KLIK DAFTAR & LOGIN SCATTER78

Consent to be Bound dalam Hukum Internasional






Consent to be Bound



Consent to be bound adalah persetujuan dari Negara untuk mengikatkan diri terhadap perjanjian Internasional .



Mesikupun hal itu belum menjadi sifat yang memaksa namun jika suatu Negara mengikatkan diri terhadap perjanjian internasional maka otomatis perjanjian Internasional tersebut menjadi memiliki sifat untuk memaksa.



Negara yang tidak mengikatkan diri terhadap perjanjian internasional tidak hanya dipandang  berdasarkan pengadopsian isi dari perjanjian, penandatanganan, maupun mengikuti dari pembahasan final saja tetapi juga :



1.      Penandatanganan



2.      Pertukaran dasar-dasar isi perjanjian



3.      Ratifikasi, Penerimaan



4.      Penambahan



5.      persetujuan Lainnya



A.    Penandatanganan



Pasal 12 menyatakan bahwa penandatangan yang merupakan representasi dari consent to be bound mensyaratkan :



1.      Penyediaan dari Perjanjian



2.      Negara yang membuat perjanjian  otomatis menyetujui



3.      Penandatanganan dilakukan oleh wakil Negara yang memiliki wewenang penuh.



·         Terbuka untuk Penandantangan (open for signature)



·         Penandatanganan dengan opsi penangguhan pengikatan diri terhadap perjanjian (signature ad referendum)
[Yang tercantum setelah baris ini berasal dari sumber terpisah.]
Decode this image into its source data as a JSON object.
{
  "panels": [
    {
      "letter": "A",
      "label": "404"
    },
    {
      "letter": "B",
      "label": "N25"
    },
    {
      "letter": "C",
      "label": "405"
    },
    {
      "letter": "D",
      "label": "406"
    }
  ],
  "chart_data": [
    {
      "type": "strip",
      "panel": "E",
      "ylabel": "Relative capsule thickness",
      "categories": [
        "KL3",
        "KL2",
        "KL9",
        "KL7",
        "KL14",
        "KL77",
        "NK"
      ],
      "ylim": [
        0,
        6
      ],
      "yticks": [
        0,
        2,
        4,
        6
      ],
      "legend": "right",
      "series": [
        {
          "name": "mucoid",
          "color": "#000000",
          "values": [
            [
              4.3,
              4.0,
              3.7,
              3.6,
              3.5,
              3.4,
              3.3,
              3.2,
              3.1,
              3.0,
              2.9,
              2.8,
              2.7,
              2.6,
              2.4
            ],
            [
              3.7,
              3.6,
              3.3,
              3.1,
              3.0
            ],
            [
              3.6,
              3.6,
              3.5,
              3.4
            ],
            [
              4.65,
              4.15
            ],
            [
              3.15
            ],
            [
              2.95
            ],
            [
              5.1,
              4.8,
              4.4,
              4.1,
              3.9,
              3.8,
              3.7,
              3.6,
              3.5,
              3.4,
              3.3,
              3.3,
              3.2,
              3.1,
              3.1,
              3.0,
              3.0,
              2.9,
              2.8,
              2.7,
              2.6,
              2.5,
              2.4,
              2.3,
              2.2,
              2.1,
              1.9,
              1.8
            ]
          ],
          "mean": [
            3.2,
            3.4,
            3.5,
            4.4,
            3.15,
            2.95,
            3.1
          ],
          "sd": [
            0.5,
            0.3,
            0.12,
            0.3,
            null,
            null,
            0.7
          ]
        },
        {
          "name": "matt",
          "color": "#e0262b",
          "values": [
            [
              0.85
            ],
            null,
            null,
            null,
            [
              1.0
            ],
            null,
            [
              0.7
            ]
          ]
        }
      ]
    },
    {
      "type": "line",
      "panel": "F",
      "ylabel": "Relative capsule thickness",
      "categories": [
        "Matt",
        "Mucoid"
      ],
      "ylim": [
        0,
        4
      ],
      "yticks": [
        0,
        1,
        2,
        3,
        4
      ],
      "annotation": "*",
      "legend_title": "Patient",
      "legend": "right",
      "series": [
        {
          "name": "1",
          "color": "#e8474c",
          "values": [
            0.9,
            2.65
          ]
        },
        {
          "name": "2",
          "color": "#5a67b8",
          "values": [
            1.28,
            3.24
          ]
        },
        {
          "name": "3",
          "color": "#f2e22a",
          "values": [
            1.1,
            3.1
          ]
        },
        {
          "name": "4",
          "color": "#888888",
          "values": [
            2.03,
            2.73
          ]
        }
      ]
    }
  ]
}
·         Tempat penandatanganan dapat dilaksanakan di tempat yang sama dan di waktu yang sama maupun di tempat dan waktu yang berbeda. Perjanjian bilateral dapat dilaksanakan di Negara ketiga, namun hal ini bukan suatu keharusan



·         Ketika ada keraguan mengenai siapa wakil Negara yang memiliki wewenang  untuk penandatanganan maka hal ini dapat diatasi dengan peratifikasian perjanjian.



·          Jika perjanjian telah disetujui pihak- pihak yang terlibat makaHuruf awal dari teks perjanjian akan terdapat penandatanganan.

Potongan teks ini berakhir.